Outreach activities: My plan of attending multiple international conferences for communication and dissemination was significantly impeded by Covid-19 pandemic. Despite the difficulties, I communicated regularly with my collaborators and many international researchers via zoom meetings and emails. I also disseminated our discoveries via online academic seminar presentations and to general audients such as visiting high school students in Paris and other researchers at the University of Paris. To foster collaboration and transfer knowledge, I visited research groups in Paris, Lille, Amsterdam and Asia whenever it was possible. Moreover, I was invited to write a review for the journal Biology of the Cell on the topic of bioengineered organoids. I guided two Ph.D. students to write, correct, and edit the review article, which was accepted in September 2021.

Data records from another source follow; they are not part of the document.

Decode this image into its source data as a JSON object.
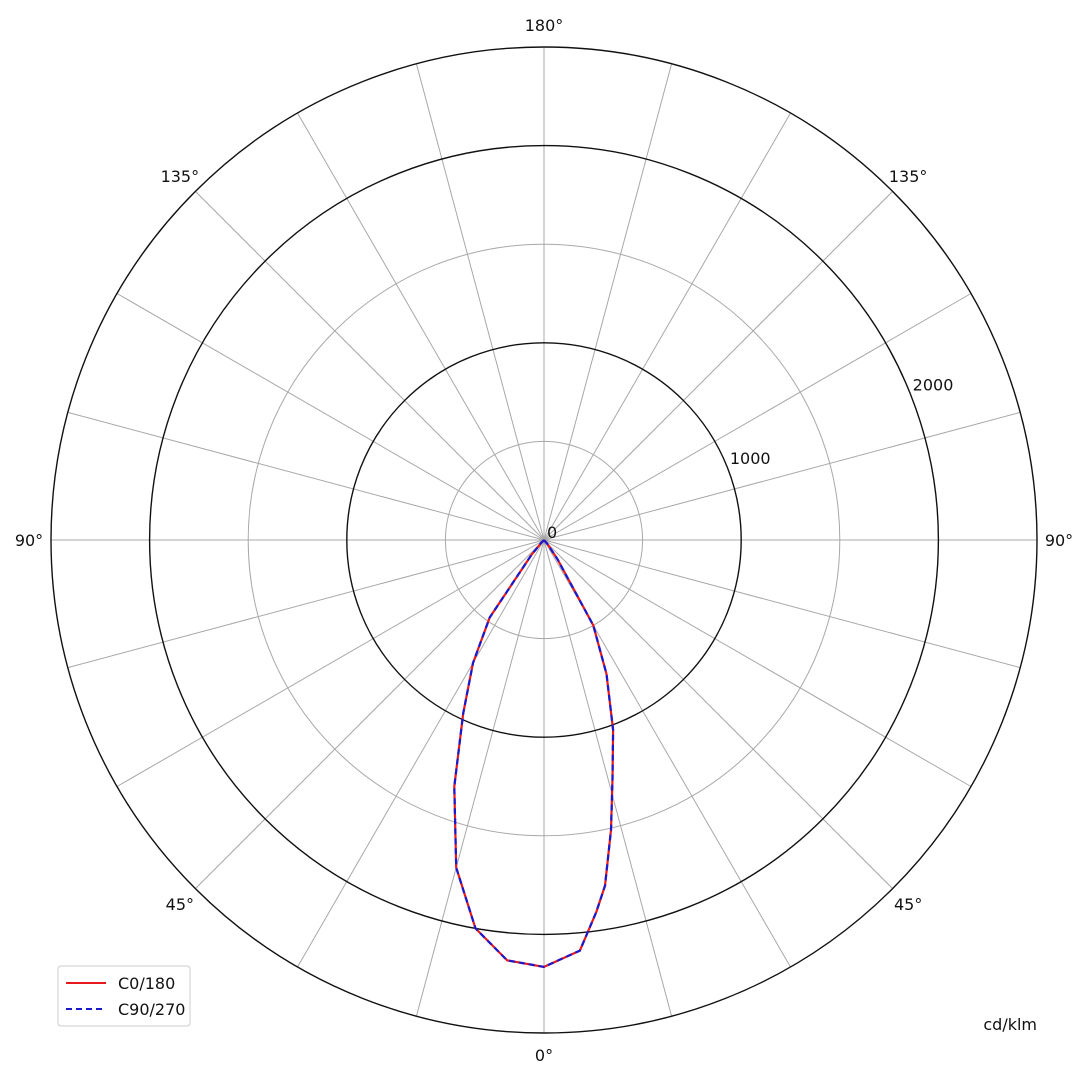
{
  "chart_data": {
    "type": "polar-line",
    "title": "",
    "unit_label": "cd/klm",
    "radial_range": [
      0,
      2500
    ],
    "radial_ticks": [
      0,
      1000,
      2000
    ],
    "radial_tick_labels": [
      "0",
      "1000",
      "2000"
    ],
    "radial_rings": [
      {
        "value": 500,
        "style": "minor"
      },
      {
        "value": 1000,
        "style": "major"
      },
      {
        "value": 1500,
        "style": "minor"
      },
      {
        "value": 2000,
        "style": "major"
      },
      {
        "value": 2500,
        "style": "major"
      }
    ],
    "spoke_step_deg": 15,
    "angle_labels": [
      {
        "angle": 0,
        "label": "0°"
      },
      {
        "angle": 45,
        "label": "45°"
      },
      {
        "angle": -45,
        "label": "45°"
      },
      {
        "angle": 90,
        "label": "90°"
      },
      {
        "angle": -90,
        "label": "90°"
      },
      {
        "angle": 135,
        "label": "135°"
      },
      {
        "angle": -135,
        "label": "135°"
      },
      {
        "angle": 180,
        "label": "180°"
      }
    ],
    "grid": true,
    "legend_position": "bottom-left",
    "series": [
      {
        "name": "C0/180",
        "color": "#e8191c",
        "dash": "solid",
        "gamma": [
          -90,
          -60,
          -45,
          -40,
          -35,
          -30,
          -25,
          -20,
          -15,
          -10,
          -5,
          0,
          5,
          8,
          10,
          13,
          16,
          20,
          25,
          30,
          35,
          40,
          50,
          60,
          90
        ],
        "values": [
          0,
          0,
          20,
          100,
          480,
          720,
          970,
          1330,
          1720,
          2000,
          2140,
          2165,
          2090,
          1905,
          1780,
          1510,
          1260,
          1025,
          750,
          500,
          120,
          30,
          0,
          0,
          0
        ]
      },
      {
        "name": "C90/270",
        "color": "#1a1acc",
        "dash": "dashed",
        "gamma": [
          -90,
          -60,
          -45,
          -40,
          -35,
          -30,
          -25,
          -20,
          -15,
          -10,
          -5,
          0,
          5,
          8,
          10,
          13,
          16,
          20,
          25,
          30,
          35,
          40,
          50,
          60,
          90
        ],
        "values": [
          0,
          0,
          20,
          100,
          480,
          720,
          970,
          1330,
          1720,
          2000,
          2140,
          2165,
          2090,
          1905,
          1780,
          1510,
          1260,
          1025,
          750,
          500,
          120,
          30,
          0,
          0,
          0
        ]
      }
    ]
  }
}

We have achieved the major goals of the proposed project, i.e. the establishment of 3D in vitro intestinal models and the characterization of the intestinal mechanosensing in 3D microenvironment, at the end of the action. The results are of great scientific value to unveil the relationship between mechanosensing proteins/mechanical tension distribution and topography. The mapping of epithelial cell behaviors in 3D is also significantly informative and can provide guidelines for future biophysical research on out-of-plane surfaces. For instance, the epithelial dynamics acquired in 3D contexts will directly link to in vivo intestinal renewal and homeostasis. Furthermore, the achievement in microfabrication protocol is highly helpful for the design of novel biomaterials. Taken together, all of the knowledge obtained via this proposed research is of keen interest to multidisciplinary scientific communities. Finally, the long-lasting questions including the mechanisms through which epithelial cells can modulate their organization and terminal differentiation according to external physical and chemical properties are adequately addressed during the project.